Die Welt befindet sich in einer Klimakrise. Der menschliche Einfluss auf die deutliche Klimaentwicklung ist bekannt und wissenschaftlich belegt. Um die globale Erwärmung zu stoppen und die schlimmsten Auswirkungen des Klimawandels zu verhindern, müssen wir aufhören, der Atmosphäre Treibhausgase zuzuführen. Konsequentes Handeln bedeutet, dass jeder von uns Gewohnheiten ändern wird müssen, denn bei so gut wie allen Aktivitäten unseres Lebens werden Treibhausgase freigesetzt.

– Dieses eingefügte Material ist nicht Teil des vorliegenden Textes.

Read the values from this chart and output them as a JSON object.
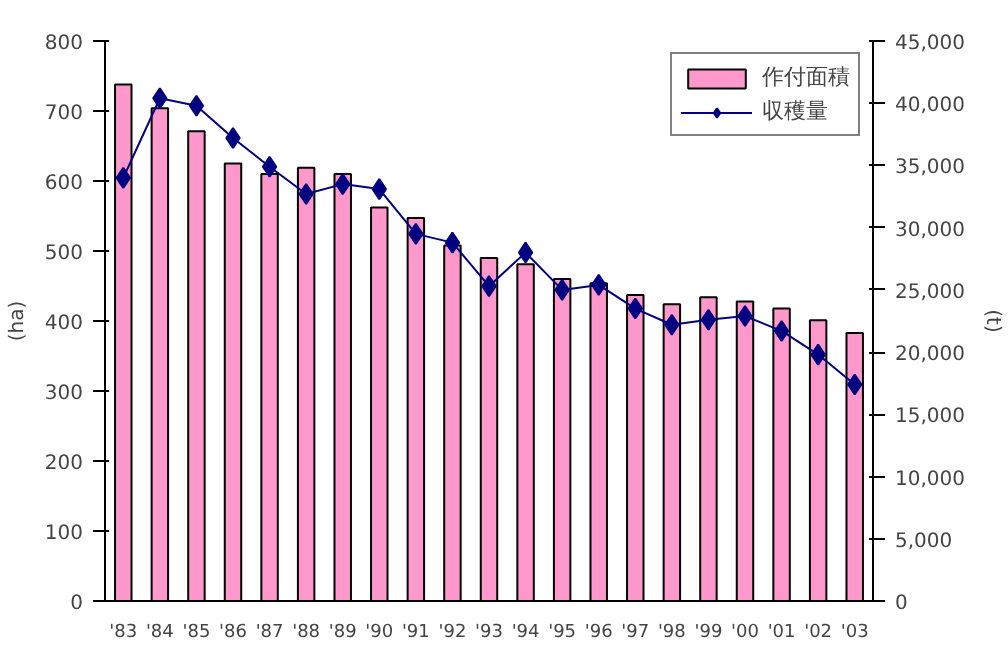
{
  "chart_data": {
    "type": "bar",
    "categories": [
      "'83",
      "'84",
      "'85",
      "'86",
      "'87",
      "'88",
      "'89",
      "'90",
      "'91",
      "'92",
      "'93",
      "'94",
      "'95",
      "'96",
      "'97",
      "'98",
      "'99",
      "'00",
      "'01",
      "'02",
      "'03"
    ],
    "ylabel": "(ha)",
    "y2label": "(t)",
    "series": [
      {
        "name": "作付面積",
        "color": "#ff99cc",
        "values": [
          738,
          704,
          671,
          625,
          610,
          619,
          610,
          562,
          547,
          508,
          490,
          481,
          460,
          454,
          437,
          424,
          434,
          428,
          418,
          401,
          383
        ]
      },
      {
        "name": "収穫量",
        "type": "line",
        "axis": "y2",
        "color": "#000080",
        "marker": "diamond",
        "values": [
          34000,
          40400,
          39800,
          37200,
          34900,
          32700,
          33500,
          33100,
          29500,
          28800,
          25300,
          28000,
          25000,
          25400,
          23500,
          22200,
          22600,
          22900,
          21700,
          19800,
          17400
        ]
      }
    ],
    "ylim": [
      0,
      800
    ],
    "yticks": [
      0,
      100,
      200,
      300,
      400,
      500,
      600,
      700,
      800
    ],
    "y2lim": [
      0,
      45000
    ],
    "y2ticks": [
      {
        "value": 0,
        "label": "0"
      },
      {
        "value": 5000,
        "label": "5,000"
      },
      {
        "value": 10000,
        "label": "10,000"
      },
      {
        "value": 15000,
        "label": "15,000"
      },
      {
        "value": 20000,
        "label": "20,000"
      },
      {
        "value": 25000,
        "label": "25,000"
      },
      {
        "value": 30000,
        "label": "30,000"
      },
      {
        "value": 35000,
        "label": "35,000"
      },
      {
        "value": 40000,
        "label": "40,000"
      },
      {
        "value": 45000,
        "label": "45,000"
      }
    ],
    "grid": false,
    "legend": "top right"
  }
}
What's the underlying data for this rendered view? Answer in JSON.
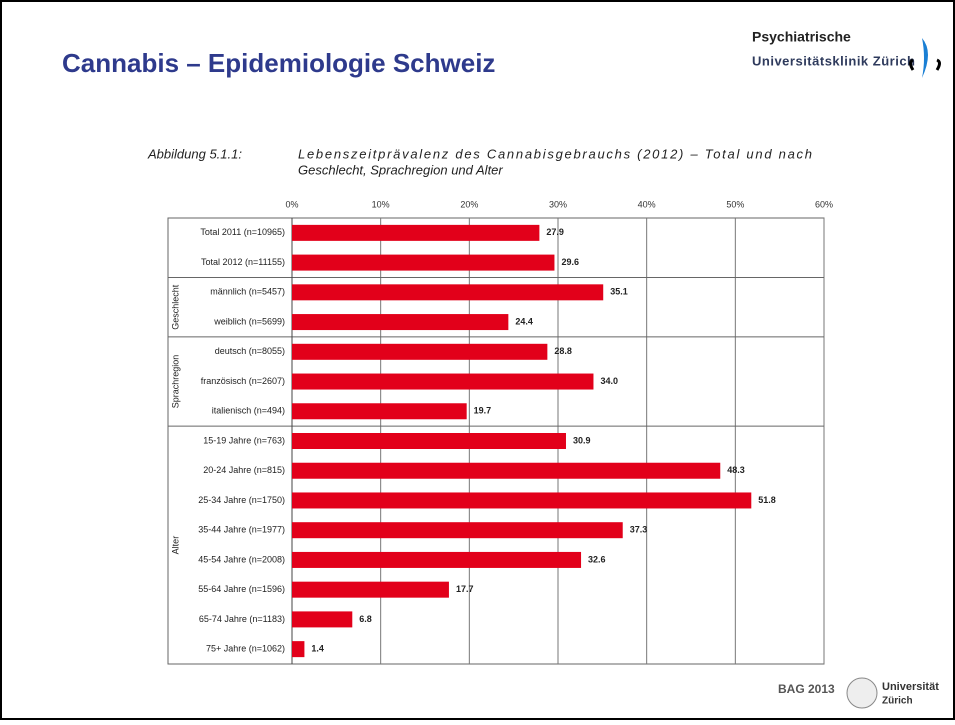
{
  "slide": {
    "title": "Cannabis – Epidemiologie Schweiz",
    "logo_top": [
      "Psychiatrische",
      "Universitätsklinik Zürich"
    ],
    "footer": "BAG 2013",
    "logo_bottom": [
      "Universität",
      "Zürich"
    ]
  },
  "chart_data": {
    "type": "barh",
    "caption": "Abbildung 5.1.1:",
    "subtitle_lines": [
      "Lebenszeitprävalenz des Cannabisgebrauchs (2012) – Total und nach",
      "Geschlecht, Sprachregion und Alter"
    ],
    "groups": [
      "Geschlecht",
      "Sprachregion",
      "Alter"
    ],
    "categories": [
      "Total 2011 (n=10965)",
      "Total 2012 (n=11155)",
      "männlich (n=5457)",
      "weiblich (n=5699)",
      "deutsch (n=8055)",
      "französisch (n=2607)",
      "italienisch (n=494)",
      "15-19 Jahre (n=763)",
      "20-24 Jahre (n=815)",
      "25-34 Jahre (n=1750)",
      "35-44 Jahre (n=1977)",
      "45-54 Jahre (n=2008)",
      "55-64 Jahre (n=1596)",
      "65-74 Jahre (n=1183)",
      "75+ Jahre (n=1062)"
    ],
    "values": [
      27.9,
      29.6,
      35.1,
      24.4,
      28.8,
      34.0,
      19.7,
      30.9,
      48.3,
      51.8,
      37.3,
      32.6,
      17.7,
      6.8,
      1.4
    ],
    "value_labels": [
      "27.9",
      "29.6",
      "35.1",
      "24.4",
      "28.8",
      "34.0",
      "19.7",
      "30.9",
      "48.3",
      "51.8",
      "37.3",
      "32.6",
      "17.7",
      "6.8",
      "1.4"
    ],
    "color": "#e2001a",
    "xlim": [
      0,
      60
    ],
    "xticks": [
      {
        "value": 0,
        "label": "0%"
      },
      {
        "value": 10,
        "label": "10%"
      },
      {
        "value": 20,
        "label": "20%"
      },
      {
        "value": 30,
        "label": "30%"
      },
      {
        "value": 40,
        "label": "40%"
      },
      {
        "value": 50,
        "label": "50%"
      },
      {
        "value": 60,
        "label": "60%"
      }
    ],
    "grid": true
  }
}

Die Dinge können sich ändern!

„Klimaneutral“ bedeutet, dass in 28 Jahren von uns allen nicht mehr CO2 emittiert werden soll, als die Natur in der Lage ist aufzunehmen. Das klingt schwierig und es wird auch schwierig. Wir wissen heute, dass alle Maßnahmen, die wir aktuell diskutieren nicht ausreichen, um tatsächlich „klimaneutral“ zu werden. „Klimaneutral“ bedeutet notwendiger Weise nicht Verzicht und Einschränkung, obwohl alle von vermeiden, reduzieren oder kompensieren sprechen. Vieles liegt nicht in unserer Hand. Wie kann es trotzdem vernünftig gelingen, die Lücke zur „Klimaneutralität“ zu schließen und unsere Städte „Fit für die Klimaziele“ zu machen? Wir haben gelernt: Die Dinge können sich ändern! Wir verfügen schon heute über die Bereitschaft und einige der Werkzeuge, die wir dafür benötigen.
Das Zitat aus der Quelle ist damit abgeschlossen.